State transportation departments are turning to street-imaging and mapping services like Mapillary to map and categorize thousands of miles of highways. In the future, imaging options might expand.
Hundreds of thousands of miles of roadways in Arizona and a number of other states are part of a growing network of images detailing guardrails, street-signage, striping and other features central to understanding and improving highway safety.
Mapillary, a hosting platform for street-level imagery, has some 40 million images from 270,000 miles of roadways from state transportation departments in Utah, Florida, Arizona, Connecticut and Vermont. The images have been processed with "computer vision” to identify key items like signage and striping. The data is used by DOTs to examine any given stretch of highway for safety, suitability and other criteria.
“Instead of investing in the reprogramming of an outdated viewer system, our GIS team worked with Mapillary to host ADOT’s historical imagery free of charge,” said Doug Nintzel, a spokesman for the Arizona Department of Transportation. “Our goal, in addition to saving tax dollars, is to be transparent in the sharing of this public data.”
The Arizona DOT began working with Mapillary in 2017.
Part of the strength of Mapillary, said Janine Yoong, vice president of business development at Mapillary, is the platform’s ability to apply its computer vision to any number of images uploaded to the system.
“I think what we’re really trying to showcase with these different participants is that anyone, with any camera — whether it’s professional grade, whether you have millions of images, or a few thousand — you can contribute to the vision that we have of collaborative mapping,” said Yoong. “With computer vision, it’s possible for us to do a large amount of extraction in ways that we couldn’t have before. … But the real key to unlock this, is the fact that we are really focused on collaborative mapping, opening up the ability for anyone to contribute."
Arizona has about 6,800 miles of roadways on Mapillary’s system, said Nintzel, adding that the imagery is used to analyze state-owned assets like signs and pavement striping, but also roadway characteristics like the number of lanes on a given stretch of highway.
"That imagery is helpful for surveying purposes, allowing for analysis in an office rather than sending a crew into the field to verify,” he added.
If the state DOTs are submitting millions of images to Mapillary, along with the data filed by individual communities, “we are actually building a database of imagery that can be used to create the best maps in the world,” said Yoong. “It’s not just enough to have fresh, accurate data at the highway level, but also to have fresh, accurate data at the sidewalk or the curb level.”
And it’s not just transportation officials who can collect images. In the coming days of autonomous vehicles — which include technology to visually assess the landscapes they are driving through — those cars could be a source for imagery.

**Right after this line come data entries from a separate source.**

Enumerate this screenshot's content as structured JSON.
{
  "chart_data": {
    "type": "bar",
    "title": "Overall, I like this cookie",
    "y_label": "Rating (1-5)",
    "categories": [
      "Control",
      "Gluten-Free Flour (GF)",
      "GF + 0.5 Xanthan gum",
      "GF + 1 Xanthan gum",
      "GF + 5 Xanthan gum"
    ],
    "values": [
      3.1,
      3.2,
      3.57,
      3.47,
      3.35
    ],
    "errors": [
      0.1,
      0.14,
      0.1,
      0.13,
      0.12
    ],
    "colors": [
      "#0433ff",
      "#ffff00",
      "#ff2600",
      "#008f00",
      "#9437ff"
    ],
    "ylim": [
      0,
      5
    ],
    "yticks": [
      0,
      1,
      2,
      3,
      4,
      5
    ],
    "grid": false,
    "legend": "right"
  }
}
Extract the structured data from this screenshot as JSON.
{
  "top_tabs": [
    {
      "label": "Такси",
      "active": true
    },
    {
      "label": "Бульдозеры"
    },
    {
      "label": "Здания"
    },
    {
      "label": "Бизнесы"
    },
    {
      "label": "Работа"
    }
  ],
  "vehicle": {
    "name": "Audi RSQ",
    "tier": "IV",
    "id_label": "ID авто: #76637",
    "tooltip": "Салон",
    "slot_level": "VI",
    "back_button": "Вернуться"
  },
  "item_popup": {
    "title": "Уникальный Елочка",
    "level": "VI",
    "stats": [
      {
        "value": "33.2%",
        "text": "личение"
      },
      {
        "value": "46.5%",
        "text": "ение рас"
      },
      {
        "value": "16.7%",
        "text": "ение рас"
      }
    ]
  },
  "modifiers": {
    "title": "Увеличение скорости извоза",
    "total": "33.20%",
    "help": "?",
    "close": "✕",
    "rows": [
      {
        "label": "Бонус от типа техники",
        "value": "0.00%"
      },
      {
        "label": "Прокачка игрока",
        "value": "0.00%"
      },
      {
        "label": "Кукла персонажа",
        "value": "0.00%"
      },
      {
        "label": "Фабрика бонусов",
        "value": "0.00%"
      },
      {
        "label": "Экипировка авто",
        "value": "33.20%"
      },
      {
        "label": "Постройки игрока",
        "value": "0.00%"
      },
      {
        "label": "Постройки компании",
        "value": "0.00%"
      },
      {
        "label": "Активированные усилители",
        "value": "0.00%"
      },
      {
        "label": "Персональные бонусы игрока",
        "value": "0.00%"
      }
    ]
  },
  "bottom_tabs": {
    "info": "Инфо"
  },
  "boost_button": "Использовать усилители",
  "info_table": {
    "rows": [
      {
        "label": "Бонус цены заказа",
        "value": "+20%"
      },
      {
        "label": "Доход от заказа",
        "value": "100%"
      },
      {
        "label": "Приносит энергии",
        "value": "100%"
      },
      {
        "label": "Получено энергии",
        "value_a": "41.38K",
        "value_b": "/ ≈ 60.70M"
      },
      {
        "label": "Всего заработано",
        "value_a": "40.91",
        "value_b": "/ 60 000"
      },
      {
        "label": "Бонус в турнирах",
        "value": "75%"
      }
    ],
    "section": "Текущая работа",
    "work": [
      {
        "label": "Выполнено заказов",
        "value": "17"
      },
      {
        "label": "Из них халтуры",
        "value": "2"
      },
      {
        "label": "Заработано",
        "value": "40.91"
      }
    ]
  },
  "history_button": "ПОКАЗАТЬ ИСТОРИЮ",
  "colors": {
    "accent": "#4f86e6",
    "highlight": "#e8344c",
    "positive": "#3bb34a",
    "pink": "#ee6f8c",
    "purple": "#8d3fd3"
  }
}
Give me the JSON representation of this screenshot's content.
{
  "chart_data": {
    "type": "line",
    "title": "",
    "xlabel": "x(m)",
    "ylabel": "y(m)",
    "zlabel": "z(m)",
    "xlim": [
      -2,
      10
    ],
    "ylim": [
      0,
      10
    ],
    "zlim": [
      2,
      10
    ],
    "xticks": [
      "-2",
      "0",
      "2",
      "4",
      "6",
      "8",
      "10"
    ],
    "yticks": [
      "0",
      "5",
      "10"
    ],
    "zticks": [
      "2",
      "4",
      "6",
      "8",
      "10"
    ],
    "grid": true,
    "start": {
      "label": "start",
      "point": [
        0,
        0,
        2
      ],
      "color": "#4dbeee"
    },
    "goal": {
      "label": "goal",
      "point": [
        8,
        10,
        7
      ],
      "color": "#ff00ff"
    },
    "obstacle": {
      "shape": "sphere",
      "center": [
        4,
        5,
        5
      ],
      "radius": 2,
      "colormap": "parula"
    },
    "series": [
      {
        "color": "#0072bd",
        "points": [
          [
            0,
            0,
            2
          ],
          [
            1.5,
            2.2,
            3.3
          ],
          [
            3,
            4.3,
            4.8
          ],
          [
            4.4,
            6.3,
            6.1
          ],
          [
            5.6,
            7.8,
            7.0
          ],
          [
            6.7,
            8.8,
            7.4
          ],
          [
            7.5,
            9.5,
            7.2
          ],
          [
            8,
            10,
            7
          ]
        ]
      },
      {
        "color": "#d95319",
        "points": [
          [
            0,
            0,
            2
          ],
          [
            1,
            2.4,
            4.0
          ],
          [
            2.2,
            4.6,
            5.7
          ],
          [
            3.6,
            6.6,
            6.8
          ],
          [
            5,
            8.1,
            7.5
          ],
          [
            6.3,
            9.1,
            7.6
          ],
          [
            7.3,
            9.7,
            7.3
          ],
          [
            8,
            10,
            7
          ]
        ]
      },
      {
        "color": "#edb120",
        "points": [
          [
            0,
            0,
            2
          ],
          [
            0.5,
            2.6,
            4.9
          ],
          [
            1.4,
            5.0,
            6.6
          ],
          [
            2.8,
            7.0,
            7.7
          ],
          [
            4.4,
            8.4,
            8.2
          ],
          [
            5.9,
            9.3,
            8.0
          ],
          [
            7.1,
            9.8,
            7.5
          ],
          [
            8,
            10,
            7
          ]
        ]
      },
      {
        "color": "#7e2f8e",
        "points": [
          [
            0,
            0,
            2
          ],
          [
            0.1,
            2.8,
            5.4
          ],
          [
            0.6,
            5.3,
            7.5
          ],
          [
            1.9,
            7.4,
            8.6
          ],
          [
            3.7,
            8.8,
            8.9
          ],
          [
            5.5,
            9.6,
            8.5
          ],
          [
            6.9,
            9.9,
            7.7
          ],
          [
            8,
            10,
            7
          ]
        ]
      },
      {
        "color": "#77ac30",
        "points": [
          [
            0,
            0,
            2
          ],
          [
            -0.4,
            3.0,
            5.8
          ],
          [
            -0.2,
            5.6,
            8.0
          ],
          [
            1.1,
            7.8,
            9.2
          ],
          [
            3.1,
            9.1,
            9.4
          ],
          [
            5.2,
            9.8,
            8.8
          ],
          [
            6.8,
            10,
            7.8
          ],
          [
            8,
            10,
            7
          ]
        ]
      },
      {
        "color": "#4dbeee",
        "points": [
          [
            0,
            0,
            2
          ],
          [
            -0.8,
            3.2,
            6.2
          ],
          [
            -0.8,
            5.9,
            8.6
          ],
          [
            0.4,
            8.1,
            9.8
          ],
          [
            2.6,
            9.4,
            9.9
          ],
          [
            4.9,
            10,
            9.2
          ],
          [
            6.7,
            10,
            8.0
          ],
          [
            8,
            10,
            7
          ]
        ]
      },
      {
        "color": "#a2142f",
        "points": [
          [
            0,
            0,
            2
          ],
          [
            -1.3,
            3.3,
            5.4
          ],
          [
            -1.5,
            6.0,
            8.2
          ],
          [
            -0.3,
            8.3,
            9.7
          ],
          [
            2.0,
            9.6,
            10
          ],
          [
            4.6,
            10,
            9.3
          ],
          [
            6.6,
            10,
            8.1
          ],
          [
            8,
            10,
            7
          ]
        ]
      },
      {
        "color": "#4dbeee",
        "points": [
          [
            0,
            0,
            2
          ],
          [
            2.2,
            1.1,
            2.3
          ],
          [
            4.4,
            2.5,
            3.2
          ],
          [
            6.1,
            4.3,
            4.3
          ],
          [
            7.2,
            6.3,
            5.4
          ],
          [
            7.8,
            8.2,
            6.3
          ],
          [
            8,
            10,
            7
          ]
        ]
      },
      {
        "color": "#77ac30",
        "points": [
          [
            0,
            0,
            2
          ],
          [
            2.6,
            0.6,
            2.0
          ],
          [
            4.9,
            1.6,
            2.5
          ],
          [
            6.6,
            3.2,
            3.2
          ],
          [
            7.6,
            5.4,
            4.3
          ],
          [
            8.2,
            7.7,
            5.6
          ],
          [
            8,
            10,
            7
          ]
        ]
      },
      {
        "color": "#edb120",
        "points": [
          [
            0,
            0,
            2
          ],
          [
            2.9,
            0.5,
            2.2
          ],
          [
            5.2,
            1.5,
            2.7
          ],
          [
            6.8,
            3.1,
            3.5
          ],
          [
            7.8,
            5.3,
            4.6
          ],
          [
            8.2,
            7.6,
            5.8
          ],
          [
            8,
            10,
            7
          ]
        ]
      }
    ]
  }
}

“We also speak with a lot of forward-thinking DOTs that are interested in collaborating with automotive OEMs [original equipment manufacturers] on autonomous vehicles,” said Yoong. “What we are able to do is play a very specific role where we say, 'Listen, we have this platform where we can surface this data, whether the imagery is collected by you — the state DOT — or you, the automotive OEM.' What we’re able to do is collect and compile all of this imagery and really provide information that hopefully will help improve safety standards.”